We're looking at a playoff seeding fight in the West. The teams around them aren't going to slack off. By mid-to-late March, Thibault is going to have to make a choice: either ride Edwards hard down the stretch, or accept a worse seed. And for a team with Karl-Anthony Towns, Rudy Gobert, and Anthony Edwards, you're not accepting a worse seed. You're going in guns blazing.
When that switch flips, and I genuinely believe it will, Edwards becomes a top-10 fantasy asset. Not even in a "maybe he has a good game" way. In an absolute carry-your-team way. The ceiling is legitimately 50+ fantasy points on any given night. That's not hyperbole. That's just what happens when a 24-year-old with this much talent plays 36+ minutes with the green light.
The breakout isn't happening now because there's no urgency. But it's coming.
The Real Problem with Ownership at 99.3%
This is the thing that keeps me up at night, and I'm going to be real about it.
When a player has 99.3% ownership, you can't win with him, and you can't lose him. That's not a financial position. That's a trap. Everyone has him, so if he has a bad week, everyone loses that week together. But if he has a GOOD week, everyone wins that week together. The differentiation happens at the margins elsewhere, and it means Edwards becomes dead weight in your decision-making process.
I'm telling you right now, in April, the ownership is either going to drop to 70% because people got tired of him, or it's going to stay at 95% because he finally woke up.
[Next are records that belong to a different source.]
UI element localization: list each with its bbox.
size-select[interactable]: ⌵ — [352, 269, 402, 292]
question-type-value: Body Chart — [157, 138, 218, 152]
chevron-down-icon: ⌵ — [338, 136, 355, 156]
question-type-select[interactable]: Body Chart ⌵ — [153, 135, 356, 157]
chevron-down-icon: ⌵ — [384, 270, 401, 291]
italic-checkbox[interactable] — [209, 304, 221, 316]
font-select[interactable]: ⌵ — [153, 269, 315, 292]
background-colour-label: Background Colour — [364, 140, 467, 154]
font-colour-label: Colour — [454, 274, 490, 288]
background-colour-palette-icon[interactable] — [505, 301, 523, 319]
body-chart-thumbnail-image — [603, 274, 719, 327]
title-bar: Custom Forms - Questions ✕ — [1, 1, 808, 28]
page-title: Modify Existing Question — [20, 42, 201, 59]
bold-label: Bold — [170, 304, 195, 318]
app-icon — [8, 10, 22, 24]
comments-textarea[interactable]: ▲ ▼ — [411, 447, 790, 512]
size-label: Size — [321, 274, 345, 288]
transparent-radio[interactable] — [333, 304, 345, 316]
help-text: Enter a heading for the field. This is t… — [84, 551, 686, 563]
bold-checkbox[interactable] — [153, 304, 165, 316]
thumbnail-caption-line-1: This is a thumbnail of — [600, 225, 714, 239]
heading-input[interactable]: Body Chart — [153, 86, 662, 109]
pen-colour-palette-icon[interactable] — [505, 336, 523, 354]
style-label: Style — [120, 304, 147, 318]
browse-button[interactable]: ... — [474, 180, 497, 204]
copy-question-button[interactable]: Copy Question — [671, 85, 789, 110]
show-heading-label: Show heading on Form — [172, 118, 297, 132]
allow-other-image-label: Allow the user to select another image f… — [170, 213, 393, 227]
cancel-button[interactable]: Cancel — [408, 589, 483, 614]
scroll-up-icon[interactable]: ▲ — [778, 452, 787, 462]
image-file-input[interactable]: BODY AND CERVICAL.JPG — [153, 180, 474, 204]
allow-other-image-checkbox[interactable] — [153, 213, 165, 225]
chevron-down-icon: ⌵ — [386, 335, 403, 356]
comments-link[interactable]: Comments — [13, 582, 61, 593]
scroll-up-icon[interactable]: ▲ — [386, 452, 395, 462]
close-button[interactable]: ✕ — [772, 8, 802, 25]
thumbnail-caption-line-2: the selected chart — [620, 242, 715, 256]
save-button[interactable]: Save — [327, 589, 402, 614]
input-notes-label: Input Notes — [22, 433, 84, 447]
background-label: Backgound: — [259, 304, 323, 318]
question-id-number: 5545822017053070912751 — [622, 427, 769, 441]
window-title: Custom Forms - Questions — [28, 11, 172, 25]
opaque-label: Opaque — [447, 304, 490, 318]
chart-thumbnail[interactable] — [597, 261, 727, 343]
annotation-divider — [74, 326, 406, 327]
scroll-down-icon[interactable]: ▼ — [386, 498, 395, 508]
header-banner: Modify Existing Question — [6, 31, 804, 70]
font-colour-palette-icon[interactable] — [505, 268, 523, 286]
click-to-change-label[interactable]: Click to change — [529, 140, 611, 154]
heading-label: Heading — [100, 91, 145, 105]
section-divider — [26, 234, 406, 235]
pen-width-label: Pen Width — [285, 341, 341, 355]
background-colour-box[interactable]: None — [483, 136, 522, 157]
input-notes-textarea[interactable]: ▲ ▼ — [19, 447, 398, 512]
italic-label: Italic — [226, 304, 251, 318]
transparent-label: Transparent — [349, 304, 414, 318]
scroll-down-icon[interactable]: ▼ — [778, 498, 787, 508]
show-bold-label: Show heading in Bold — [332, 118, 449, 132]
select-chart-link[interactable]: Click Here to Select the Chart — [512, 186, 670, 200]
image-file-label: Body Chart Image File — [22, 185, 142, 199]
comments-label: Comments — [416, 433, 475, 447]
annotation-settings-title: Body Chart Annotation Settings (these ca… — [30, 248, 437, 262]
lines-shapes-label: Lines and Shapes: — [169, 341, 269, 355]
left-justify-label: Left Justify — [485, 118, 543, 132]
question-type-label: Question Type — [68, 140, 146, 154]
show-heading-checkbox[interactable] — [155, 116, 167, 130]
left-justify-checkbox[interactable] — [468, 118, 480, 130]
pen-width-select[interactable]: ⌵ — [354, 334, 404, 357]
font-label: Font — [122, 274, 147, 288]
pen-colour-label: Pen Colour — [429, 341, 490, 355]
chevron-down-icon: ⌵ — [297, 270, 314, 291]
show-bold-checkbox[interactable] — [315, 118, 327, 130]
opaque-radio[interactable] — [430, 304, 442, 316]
There's no middle ground.
So what do you actually do with this information?
The Play: Don't Panic Sell, But Stop Over-Relying
This is where I'm going to give you the take that's actually useful instead of just complaining.
Anthony Edwards is not a sell-low candidate. Don't do that. The moment you sell him for pennies because he had three mid-20s games in a row, you're going to watch him drop 45 points and you'll hate yourself. He has all-star talent, he's on a legitimate playoff team, and the talent never left.
But he's also not a "set and forget" guy anymore. You can't just assume he's going to give you 35 fantasy points every single night. You need to plug him into your DFS lineups strategically. You need to understand the matchup. You need to check the backup reports. You need to know if Minnesota is desperate that night or comfortable.
This sounds like I'm overthinking it, but I'm not. This is the difference between a .500 fantasy record and a winning one. It's knowing when Edwards is a tournament play and when he's a "maybe I stack someone else instead" situation.
The Verdict
Anthony Edwards is simultaneously a great player and a frustrating fantasy asset right now. He's got the talent to be a league-winner in April. But in March? He's a coin flip wrapped in a load management protocol wrapped in questionable availability.
For the next 4-6 weeks, treat him like a boom/bust play with star potential. Lock him in when you feel it, trust your gut when you don't, and for God's sake, don't get cute selling him low because of three bad weeks.
The breakout is real. It's just not happening on the timeline that makes sense.